In the Second World War, Mori provided assistance to the Japanese government for the country's war effort. At the persuasion of Mori's family, many Chuukese offered their services to the Japanese government. A few of his grandsons also served in the army, and Mori's sons and grandsons were instrumental in protecting the islanders' food resources from petty theft during the war. Mori himself suffered a stroke in 1942, and was left paralysed in the right side of his body. He gradually developed increasing signs of dementia which left him hallucinating of Japan's defeat in the Pacific War.
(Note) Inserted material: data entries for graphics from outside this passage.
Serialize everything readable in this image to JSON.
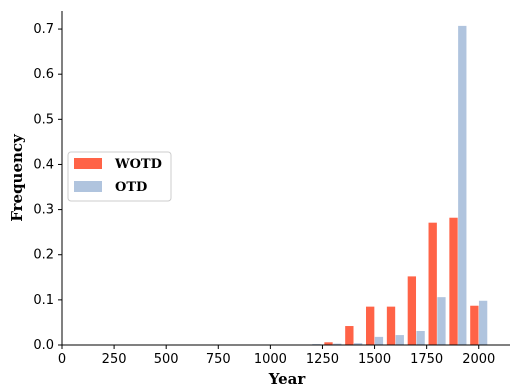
{
  "chart_data": {
    "type": "bar",
    "xlabel": "Year",
    "ylabel": "Frequency",
    "xlim": [
      0,
      2150
    ],
    "ylim": [
      0,
      0.74
    ],
    "x_ticks": [
      "0",
      "250",
      "500",
      "750",
      "1000",
      "1250",
      "1500",
      "1750",
      "2000"
    ],
    "y_ticks": [
      "0.0",
      "0.1",
      "0.2",
      "0.3",
      "0.4",
      "0.5",
      "0.6",
      "0.7"
    ],
    "x": [
      100,
      200,
      300,
      400,
      500,
      600,
      700,
      800,
      900,
      1000,
      1100,
      1200,
      1300,
      1400,
      1500,
      1600,
      1700,
      1800,
      1900,
      2000
    ],
    "series": [
      {
        "name": "WOTD",
        "color": "#FF6347",
        "values": [
          0.001,
          0.001,
          0.001,
          0.001,
          0.001,
          0.001,
          0.001,
          0.001,
          0.001,
          0.001,
          0.001,
          0.001,
          0.006,
          0.042,
          0.085,
          0.085,
          0.152,
          0.271,
          0.282,
          0.087
        ]
      },
      {
        "name": "OTD",
        "color": "#B0C4DE",
        "values": [
          0.001,
          0.001,
          0.001,
          0.001,
          0.001,
          0.001,
          0.001,
          0.001,
          0.001,
          0.001,
          0.001,
          0.002,
          0.003,
          0.004,
          0.018,
          0.022,
          0.031,
          0.106,
          0.707,
          0.098
        ]
      }
    ],
    "legend_position": "center-left",
    "grid": false
  }
}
Mori slipped into unconsciousness shortly before the Japanese surrender in early August 1945, and died at his home in Tol seven days after the surrender.

==Family==

Mori had six sons and five daughters with Manuppis's daughter. His wife was given the Japanese name of "Isa" at the time of their marriage in 1898. Mori gave his children Japanese names, and in his younger days he taught his children Japanese and often celebrated Japanese national holidays at home. When Japan ruled Micronesia between 1914 and 1945, Mori's family were granted Japanese citizenship and were identified by their Japanese heritage. After the Japanese surrender, members of the Mori family renounced their Japanese citizenship, and identified themselves as Micronesians. A 1984 survey counted that there were at least 1,000 male-line descendants of Mori, mostly from the 3rd to the 6th generations. Descendants from the female-line make up approximately another 1,000.